Which isn't to say that in ANY of these fields such flippings and floppings DO occur. There's just as much potential for weird porn or for a fantasy novel to retain the same boundary between metaphor and reality, the boundary between human and monster, man and woman. I'm so bored with dark and gritty fantasy with "realistic" or "historically accurate" gender dynamics. I'm so bored with modes of criticism that don't try to confuse or undermine gender structures. I'm so bored with hentai that reproduces the same stereotypical porn gender dynamics with demihuman subjects.

And I'm not the only one either. Autostraddle just ran a great review of Blue Is The Warmest Color which, fascinatingly, suggested that the straight male gaze within the film was a disappointment in part because it meant that the film failed to arouse or titillate:

It didn’t look like a young woman discovering the body of her partner for the first time.
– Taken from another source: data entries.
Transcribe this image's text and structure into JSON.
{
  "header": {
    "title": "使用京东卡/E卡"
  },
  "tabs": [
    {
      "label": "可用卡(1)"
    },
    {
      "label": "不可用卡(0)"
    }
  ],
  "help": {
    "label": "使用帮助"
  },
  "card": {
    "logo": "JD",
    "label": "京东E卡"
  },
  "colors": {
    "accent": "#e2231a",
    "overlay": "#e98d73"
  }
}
It didn’t look like an experienced partner relearning passion in the arms of her new lover. The voyeuristic angles, the awkward and choreographed movements, and all of them made me feel uneasy, unable to forget the directorial eye, and, quite frankly, bored. I feel sorry for those straight individuals who thought they were about to see something scandalous. Besides Kechiche’s somewhat clunky fetish for women’s asses, there’s little here that would shock your average Crash Pad viewer.

This is so interesting to me because it suggests that the film is weak not because it includes explicit sex scenes, but because those explicit sex scenes fail to capture anything essentially queer (or anything essentially vital at all). It made me think of Ursula "Writing About Queer People Of Color Before You Were Born" LeGuin's scathing critique of the adaptation of her Wizard of Earthsea series and the whitewashing of the cast:
I didn't see why everybody in science fiction had to be a honky named Bob or Joe or Bill. I didn't see why everybody in heroic fantasy had to be white (and why all the leading women had "violet eyes"). It didn't even make sense.
It's frustrating, in a field that has such potential, to be confronted with continuous artistic laziness.

Anyway, for me these readings and their call for a loosened conception of metaphor and gender and sexuality and humanity speak to my own compulsion as an artist to explore these unfamiliar spaces. I need to catch up on my queer sci fi as well--I still haven't read any Butler, much as it shames me, my house, and my cow to admit it. And it seems to me that the boundary-breaking science fiction and fantasy and porn are in need of some serious critical analysis. Maybe I'm the right person to engage these topics a bit more closely? I suspect it's still kinda taboo in academic criticism to be anything other than critical of porn in particular, but maybe it's time for that to change.

Maybe, too, it's time to screw around with the types that we're constructing. Is Turing a type of Adam, after all, or is he a type of Eve? Or Sophia, perhaps? There's so much room here for weird recombinatorials that I think we could keep ourselves artistically amused and aroused for a long time.

This is Cyborg Maria, and I'm ready for my stories to take a walk on the wild side.